The problem is designers have been focusing on usability, where they should’ve been helping figure out usefulness. That’s where we can still add tremendous value. AI hasn’t learned product discovery yet.
December 8, 2024 at 8:05 AM
Reply here and then continue over a cup of coffee? 🙂
December 8, 2024 at 6:26 AM
Designers need to stop being babies, stop playing by themselves with their toys, and get to work. There’s a lot to learn. There’s a lot to teach.

And PMs haven’t stolen your job. You’ve just not been doing it.

(15, fin)
December 8, 2024 at 3:16 AM
This is what design brings to a business, not replacing anybody, but also playing an irreplaceable role.

Where design is today is our own fault. We have failed to deliver on the promise of design. We have instead chosen to just make pretty things. That’s very important too, but not enough.

(14/n)
December 8, 2024 at 3:16 AM
It’s hard to fight probability. The faster, iterative approach that tests divergent ideas is vastly more effective.

In this process, designers will hit many walls, ask new questions, understand deeper causes, unlock new unmet needs, and eventually, arrive at something people REALLY want.

(13/n)
December 8, 2024 at 3:16 AM
Business does this through launching a few features every quarterly.

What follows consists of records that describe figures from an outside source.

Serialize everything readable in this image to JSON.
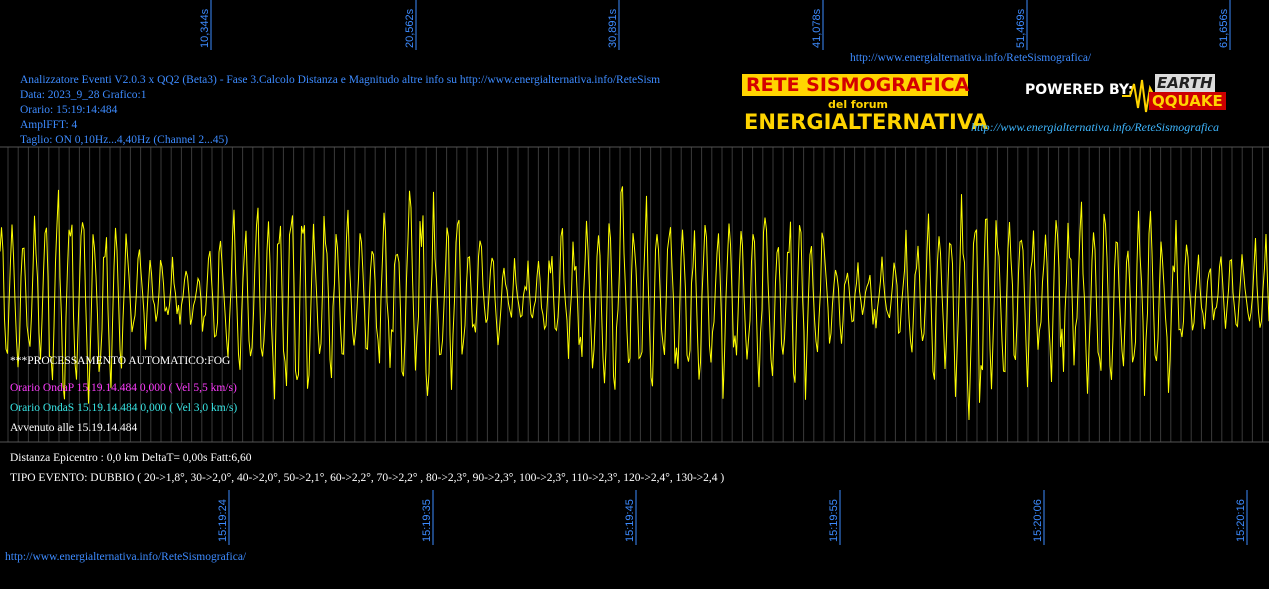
{
  "header": {
    "line1": "Analizzatore Eventi V2.0.3 x QQ2 (Beta3) - Fase 3.Calcolo Distanza e Magnitudo altre info su http://www.energialternativa.info/ReteSism",
    "line2": "Data: 2023_9_28 Grafico:1",
    "line3": "Orario: 15:19:14:484",
    "line4": "AmplFFT: 4",
    "line5": "Taglio: ON 0,10Hz...4,40Hz       (Channel 2...45)"
  },
  "top_url": "http://www.energialternativa.info/ReteSismografica/",
  "bottom_url": "http://www.energialternativa.info/ReteSismografica/",
  "logo": {
    "title": "RETE SISMOGRAFICA",
    "subtitle": "del forum",
    "brand": "ENERGIALTERNATIVA",
    "powered": "POWERED BY:",
    "earth": "EARTH",
    "quake": "QQUAKE",
    "url": "http://www.energialternativa.info/ReteSismografica"
  },
  "info": {
    "processing": "***PROCESSAMENTO AUTOMATICO:FOG",
    "onda_p": "Orario OndaP 15.19.14.484  0,000 ( Vel 5,5 km/s)",
    "onda_s": "Orario OndaS 15.19.14.484  0,000 ( Vel 3,0 km/s)",
    "avvenuto": "Avvenuto alle 15.19.14.484",
    "distanza": "Distanza Epicentro : 0,0 km DeltaT= 0,00s  Fatt:6,60",
    "tipo": "TIPO EVENTO: DUBBIO ( 20->1,8°, 30->2,0°, 40->2,0°, 50->2,1°, 60->2,2°, 70->2,2° , 80->2,3°, 90->2,3°, 100->2,3°, 110->2,3°, 120->2,4°, 130->2,4 )"
  },
  "colors": {
    "background": "#000000",
    "trace": "#ffff00",
    "axis_text": "#3d8bff",
    "onda_p": "#ff3cff",
    "onda_s": "#37e5e5",
    "grid": "#555555"
  },
  "chart_data": {
    "type": "line",
    "series": [
      {
        "values_note_free": true
      }
    ],
    "top_ticks": [
      "10,344s",
      "20,562s",
      "30,891s",
      "41,078s",
      "51,469s",
      "61,656s"
    ],
    "bottom_ticks": [
      "15:19:24",
      "15:19:35",
      "15:19:45",
      "15:19:55",
      "15:20:06",
      "15:20:16"
    ],
    "grid": true
  }
}
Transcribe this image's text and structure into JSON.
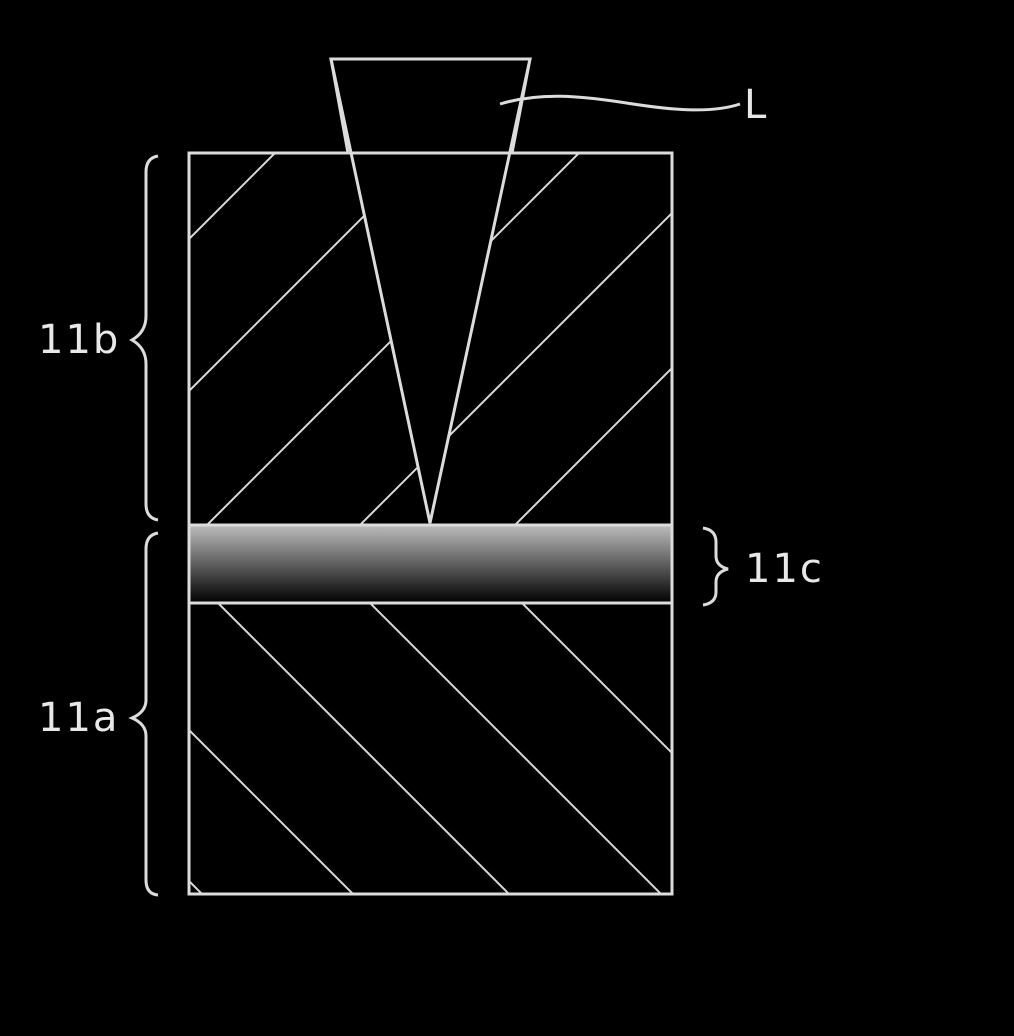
{
  "labels": {
    "beam": "L",
    "upper_layer": "11b",
    "middle_layer": "11c",
    "lower_layer": "11a"
  },
  "colors": {
    "background": "#000000",
    "line": "#dcdcdc",
    "gradient_top": "#bdbdbd",
    "gradient_bottom": "#000000"
  }
}
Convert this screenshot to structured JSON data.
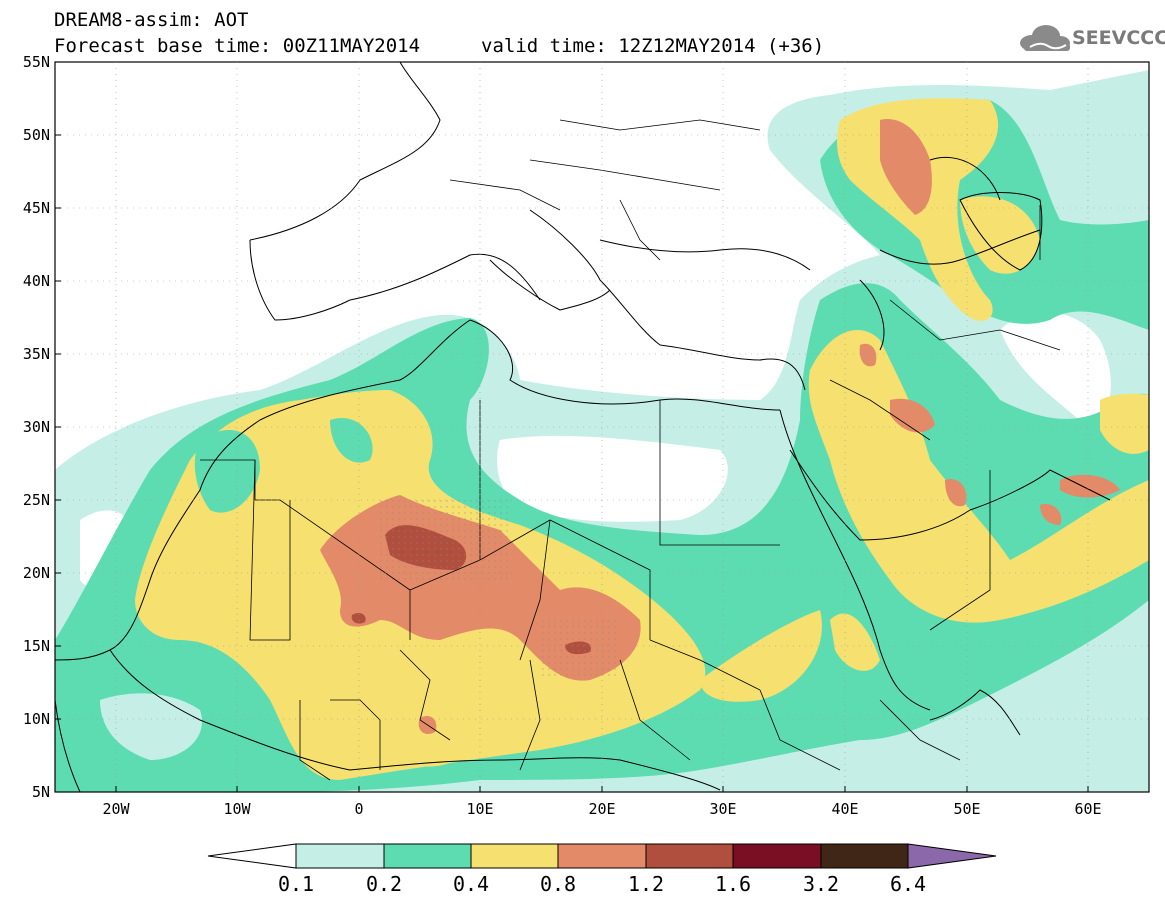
{
  "header": {
    "line1": "DREAM8-assim: AOT",
    "line2": "Forecast base time: 00Z11MAY2014",
    "valid": "valid time: 12Z12MAY2014 (+36)",
    "logo": "SEEVCCC"
  },
  "map": {
    "lat_labels": [
      "55N",
      "50N",
      "45N",
      "40N",
      "35N",
      "30N",
      "25N",
      "20N",
      "15N",
      "10N",
      "5N"
    ],
    "lon_labels": [
      "20W",
      "10W",
      "0",
      "10E",
      "20E",
      "30E",
      "40E",
      "50E",
      "60E"
    ],
    "lon_range": [
      -25,
      65
    ],
    "lat_range": [
      5,
      55
    ]
  },
  "legend": {
    "labels": [
      "0.1",
      "0.2",
      "0.4",
      "0.8",
      "1.2",
      "1.6",
      "3.2",
      "6.4"
    ],
    "colors": [
      "#c5efe6",
      "#5ddcb2",
      "#f5e070",
      "#e38a68",
      "#b14f3f",
      "#7a0e23",
      "#3f2616",
      "#8a68aa"
    ]
  },
  "colors": {
    "c01": "#c5efe6",
    "c02": "#5ddcb2",
    "c04": "#f5e070",
    "c08": "#e38a68",
    "c12": "#b14f3f"
  }
}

Design does this through prototyping and testing 10s of very different concepts in the same amount of time — divergence.

(12/n)
December 8, 2024 at 3:16 AM
And most smartphone makers were building for exactly that. No data or market research would’ve shown what would spark customer love.

You only find that by making something, putting it into the hands of users, and then listening to them.

(11/n)
December 8, 2024 at 3:16 AM
These are the kind of needs that we aren’t even aware of. We gain awareness of them when we experience a great product for the first time. We didn’t know how badly we wanted an iPhone before we first saw it. Everyone knew they wanted email, a web browser and music on a phone.

(10/n)
December 8, 2024 at 3:16 AM
If you really want to win, it isn’t optional. At least in my experience, this is where design really plays an irreplaceable role.

Building and testing is the only way to really uncover unmet needs.

(9/n)
December 8, 2024 at 3:16 AM
Risk and reward go together. That hasn’t changed.

What’s missing is divergence. Data, analysis and intuition won’t show you what you’re missing — what other solutions could’ve been — missed opportunities.

The funny thing is when you read that, it probably sounds very “optional.”

(8/n)
December 8, 2024 at 3:16 AM
But, if deciding always comes before building, then you better be really sure of what you’re invested your resources into building. You better make something safe. Take fewer risks. Don’t reinvent the wheel. Follow the patterns.